As I understand it, children’s literature was invented by, of all people, 17th Century puritans, especially one James Janeway who published in 1671 a book that is a touch startling to our sensibilities as its title reveals:


A Token for Children, being an Exact Account of the Conversion, Holy and Exemplary Lives, and Joyful Deaths of Several Young Children


It gets worse.
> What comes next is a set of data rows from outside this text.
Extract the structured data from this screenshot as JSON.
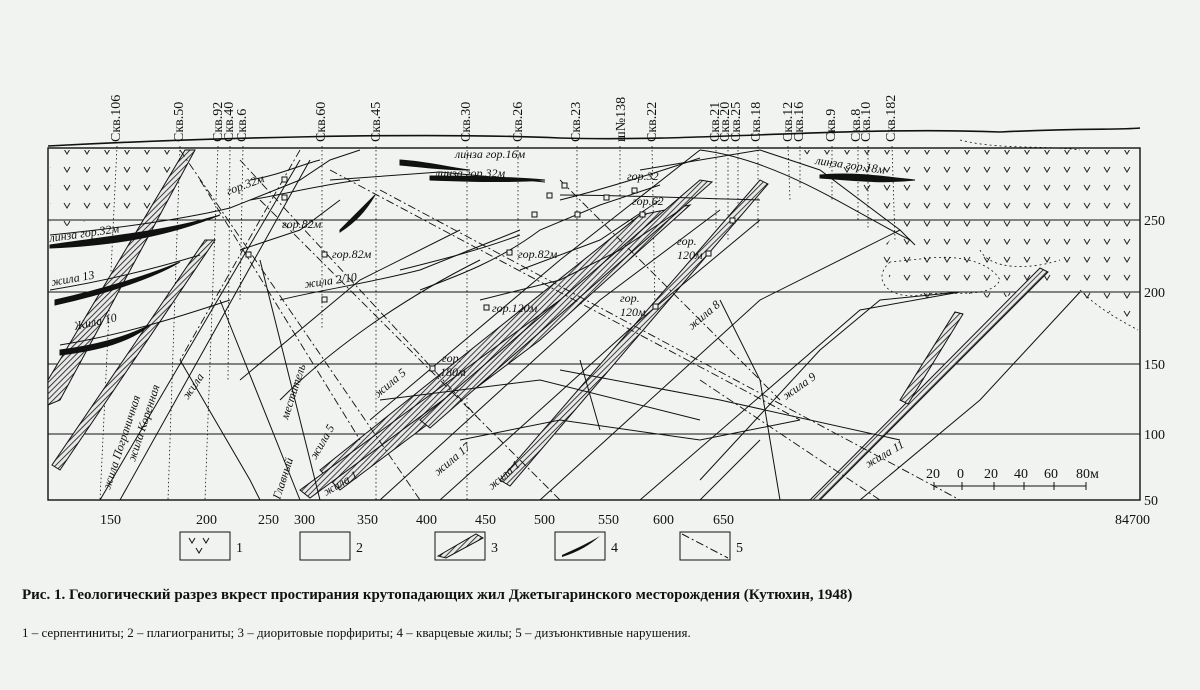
{
  "wells": [
    "Скв.106",
    "Скв.50",
    "Скв.92",
    "Скв.40",
    "Скв.6",
    "Скв.60",
    "Скв.45",
    "Скв.30",
    "Скв.26",
    "Скв.23",
    "ш№138",
    "Скв.22",
    "Скв.21",
    "Скв.20",
    "Скв.25",
    "Скв.18",
    "Скв.12",
    "Скв.16",
    "Скв.9",
    "Скв.8",
    "Скв.10",
    "Скв.182"
  ],
  "depth_ticks": [
    "250",
    "200",
    "150",
    "100",
    "50"
  ],
  "x_ticks": [
    "150",
    "200",
    "250",
    "300",
    "350",
    "400",
    "450",
    "500",
    "550",
    "600",
    "650",
    "84700"
  ],
  "scale": {
    "labels": [
      "20",
      "0",
      "20",
      "40",
      "60",
      "80м"
    ]
  },
  "annotations": {
    "lens_32_left": "линза гор.32м",
    "lens_16": "линза гор.16м",
    "lens_32_top": "линза гор.32м",
    "lens_18": "линза гор.18м",
    "vein_13": "жила 13",
    "vein_10": "Жила 10",
    "vein_210": "жила 2/10",
    "hor32a": "гор.32м",
    "hor82a": "гор.82м",
    "hor82b": "гор.82м",
    "hor82c": "гор.82м",
    "hor32b": "гор.32",
    "hor62": "гор.62",
    "hor120a": "гор.120м",
    "hor120b": "гор.",
    "hor120b2": "120м",
    "hor120c": "гор.",
    "hor120c2": "120м",
    "hor180": "гор.",
    "hor180b": "180м",
    "vein_5a": "жила 5",
    "vein_5b": "жила 5",
    "vein_17": "жила 17",
    "vein_1": "жила 1",
    "vein_8": "жила 8",
    "vein_9": "жила 9",
    "vein_11": "жила 11",
    "vein_1b": "жила 1",
    "vein_gl": "жила",
    "vein_pogr": "жила Пограничная",
    "vein_korenn": "жила Коренная",
    "vein_main": "Главный",
    "vein_mest": "меститель",
    "vein_r5": "жила 5"
  },
  "legend": {
    "items": [
      "1",
      "2",
      "3",
      "4",
      "5"
    ]
  },
  "caption": "Рис. 1. Геологический разрез вкрест простирания крутопадающих жил Джетыгаринского месторождения (Кутюхин, 1948)",
  "legend_text": "1 – серпентиниты; 2 – плагиограниты; 3 – диоритовые порфириты; 4 – кварцевые жилы; 5 – дизъюнктивные нарушения.",
  "colors": {
    "background": "#f1f3f1",
    "ink": "#111111"
  }
}
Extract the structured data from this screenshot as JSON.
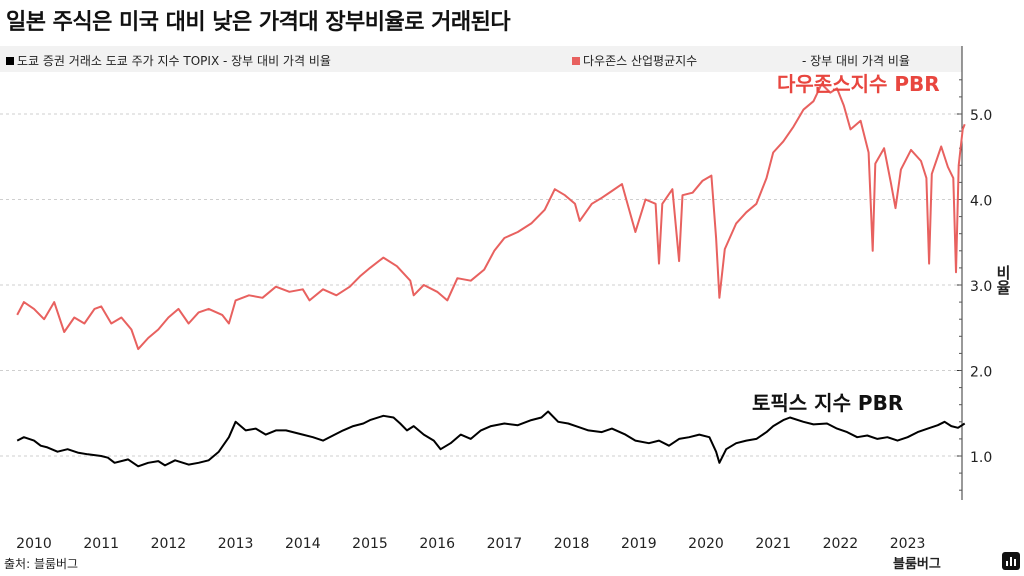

In the preface Janeway exhorts his now presumably already nervous young readers thus:


‘If you love your parents, if you love your souls, if you would escape hellfire, and if you would go to Heaven when you die, do you go and do as these good children.’


The book remained in print right up to the 19th century.


Mind you, the paedocidal Janeway has to bow to Abraham Chear who in his 1670 book, A Looking-Glass for Children writes this verse in the voice of a young girl looking in a mirror:


What a pity such a pretty maid

As I should go to Hell!


Meanwhile, over in colonial America, the Tracey Beaker du jour was The New England Primer, a sort of children’s ABC and snuff book combined which gives us such cheerful rhymes as:


The Cat doth play

And after slay.


And


Xerxes the Great did die,

And so must you and I.


It does rather put Enid Blyton into context.